G20 leaders are putting the finishing touches to a statement that aims to reassure global markets that action is being taken to support banks and economic growth.
European leaders are under extraordinary pressure from their international counterparts to loosen the straitjacket of their austerity programs and to allow the European Central Bank to open the lending floodgates.
A draft version of the G20 final statement suggests a formulation will be found that commits the leaders to a pro-growth agenda.
"All G20 members will take the necessary actions to strengthen global growth and restore confidence," it says, vowing that eurozone members will safeguard the stability of the single currency in the face of volatile markets.
Beyond the summit conference centre in the Mexican resort of Los Cabos, bond markets jacked up rates on Spanish and Italian debt on Tuesday amid self-fulfilling fears that the debt crisis that sank Greece was spreading once again.

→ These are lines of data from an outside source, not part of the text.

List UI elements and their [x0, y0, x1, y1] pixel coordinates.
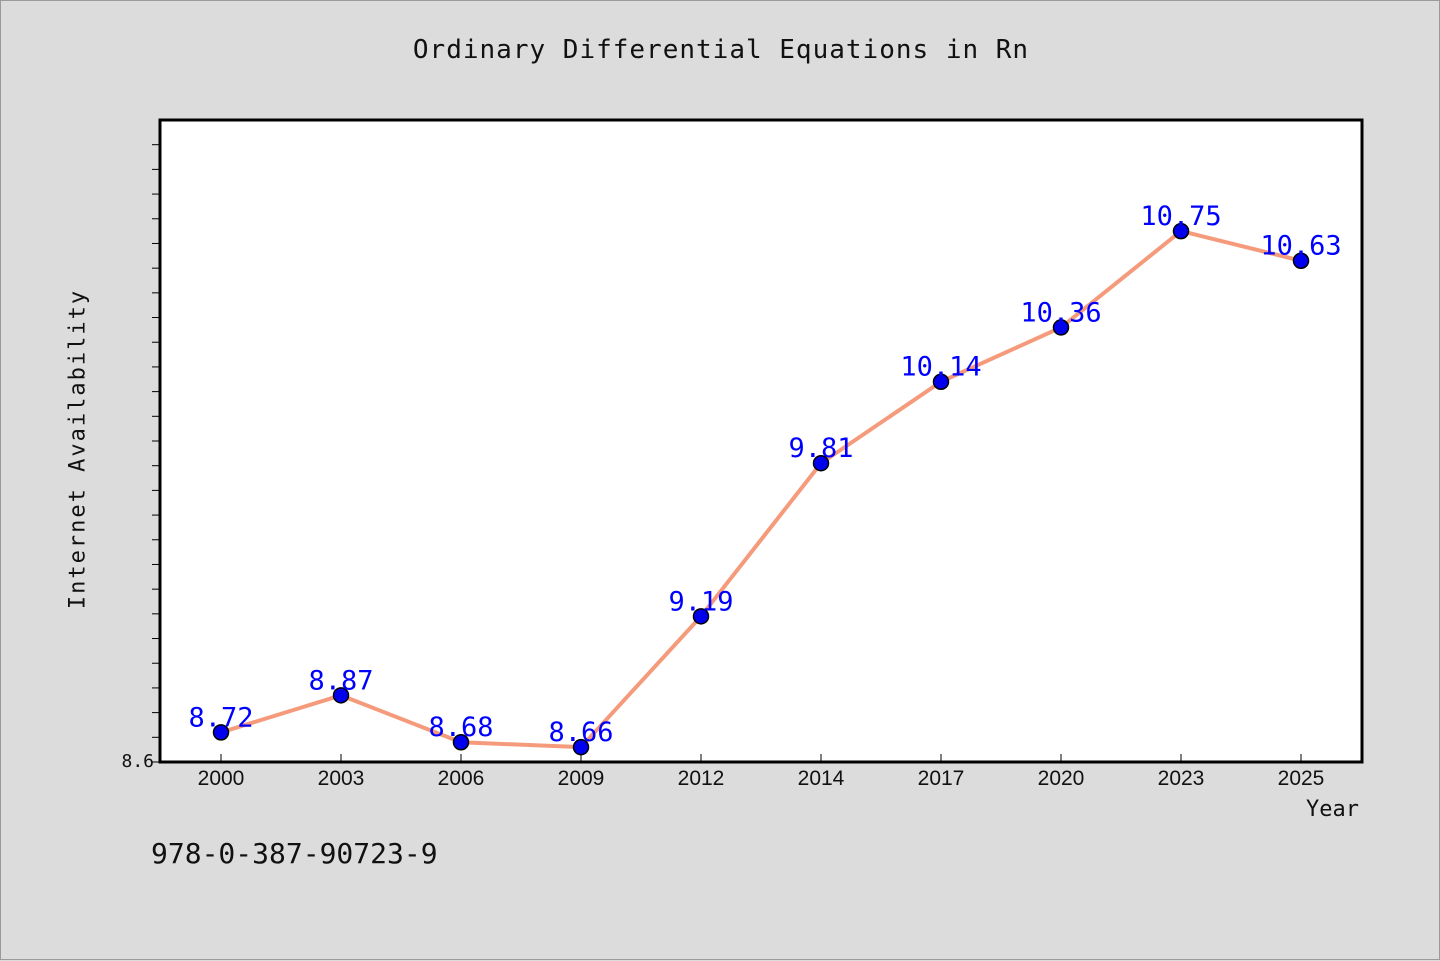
data-label: 10.36 — [1020, 297, 1101, 328]
data-point — [452, 733, 470, 751]
x-tick-label: 2003 — [318, 767, 365, 790]
data-point — [212, 724, 230, 741]
x-tick-label: 2000 — [198, 767, 245, 790]
data-point — [692, 608, 710, 625]
data-label: 8.66 — [548, 717, 613, 748]
series-line — [220, 229, 1302, 750]
data-label: 8.72 — [188, 702, 253, 733]
y-tick-label: 8.6 — [121, 751, 154, 772]
x-tick-label: 2025 — [1278, 767, 1325, 790]
data-label: 10.14 — [900, 352, 981, 383]
x-tick-label: 2023 — [1158, 767, 1205, 790]
data-label: 9.19 — [668, 586, 733, 617]
x-tick-label: 2014 — [798, 767, 845, 790]
x-tick-label: 2009 — [558, 767, 605, 790]
chart-title: Ordinary Differential Equations in Rn — [412, 35, 1030, 65]
data-label: 9.81 — [788, 433, 853, 464]
x-tick-label: 2012 — [678, 767, 725, 790]
data-point — [812, 454, 830, 472]
data-point — [932, 373, 950, 390]
data-label: 10.63 — [1260, 231, 1341, 262]
data-point — [572, 738, 590, 756]
x-axis-label: Year — [1306, 797, 1359, 822]
x-tick-label: 2006 — [438, 767, 485, 790]
data-label: 10.75 — [1140, 201, 1221, 232]
x-tick-label: 2017 — [918, 767, 965, 790]
data-point — [332, 687, 350, 704]
y-axis-label: Internet Availability — [65, 288, 91, 610]
data-point — [1052, 319, 1070, 336]
x-tick-label: 2020 — [1038, 767, 1085, 790]
data-label: 8.68 — [428, 712, 493, 743]
plot-area — [158, 118, 1364, 764]
data-label: 8.87 — [308, 665, 373, 696]
data-point — [1172, 222, 1190, 240]
data-point — [1292, 252, 1310, 269]
footer-isbn: 978-0-387-90723-9 — [151, 837, 438, 870]
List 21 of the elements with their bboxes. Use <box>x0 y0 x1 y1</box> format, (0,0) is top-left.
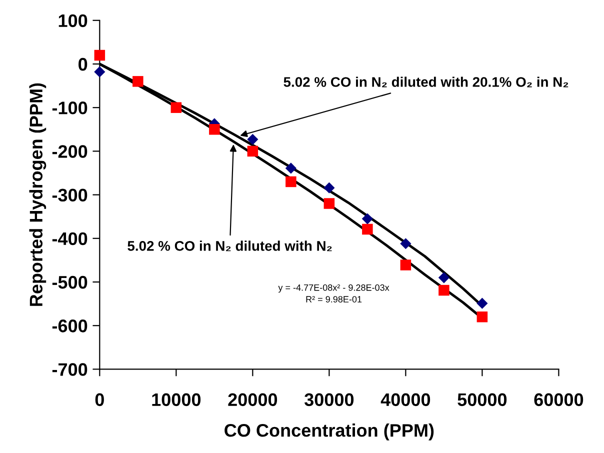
x-tick-label: 30000 <box>304 393 354 406</box>
y-tick-label: -200 <box>52 145 88 158</box>
x-tick-label: 50000 <box>458 393 507 406</box>
y-tick-label: -500 <box>52 276 88 289</box>
annotation: 5.02 % CO in N₂ diluted with N₂ <box>128 240 332 252</box>
annotation: 5.02 % CO in N₂ diluted with 20.1% O₂ in N₂ <box>284 76 568 88</box>
x-tick-label: 20000 <box>228 393 278 406</box>
y-tick-label: -700 <box>52 363 88 376</box>
y-axis-title: Reported Hydrogen (PPM) <box>29 83 46 306</box>
y-tick-label: -300 <box>52 188 88 202</box>
x-axis-title: CO Concentration (PPM) <box>224 424 434 440</box>
x-tick-label: 10000 <box>152 393 201 406</box>
x-tick-label: 60000 <box>534 393 584 406</box>
x-tick-label: 0 <box>95 393 104 406</box>
y-tick-label: 100 <box>58 14 88 28</box>
annotation: y = -4.77E-08x² - 9.28E-03x R² = 9.98E-01 <box>278 284 390 302</box>
x-tick-label: 40000 <box>380 393 430 406</box>
y-tick-label: -400 <box>52 232 88 246</box>
y-tick-label: -600 <box>52 320 88 332</box>
y-tick-label: -100 <box>52 102 88 114</box>
y-tick-label: 0 <box>78 58 88 71</box>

Germany's Angela Merkel remains the driving force behind the eurozone's determination to privilege austere deficit busting over stimulus spending, although US officials say her position is softening.
"Discussion here has been balanced: we need the right mix of consolidation and growth stimulus at the same time," Merkel told reporters on Tuesday, saying the previous night's showpiece dinner had been a "very frank and honest exchange".
The draft G20 statement allowed no hint that Merkel or her allies might crumble and allow the ECB to pump out cash or to pool German debt with that of the weaker eurozone members in order to create low-interest eurobonds.
But it opened up the possibility of more lending and spending if the European economy continues to struggle.
"Should economic conditions deteriorate significantly further, those countries with sufficient fiscal space stand ready to co-ordinate and implement discretionary fiscal actions to support domestic demand," the draft reads.
EU Commission chairman Jose Manuel Barroso bristled at hostile questioning over why his rich continent needed so much support from abroad, declaring: "We are certainly not coming here to receive lessons from nobody."
Italy's Prime Minister Mario Monti adopted an ironic tone in remarks to the Italian press about the pressure Europe was under from its partners.
"This long discussion was progress in the sense it enabled us individually, very much like a GPS that is reset periodically, to see how we and our problems are perceived in the rest of Europe and in the world at large," he said.
Progress was made in Los Cabos in boosting the resources available to the International Monetary Fund to help protect vulnerable countries from the backwash of the eurozone crisis.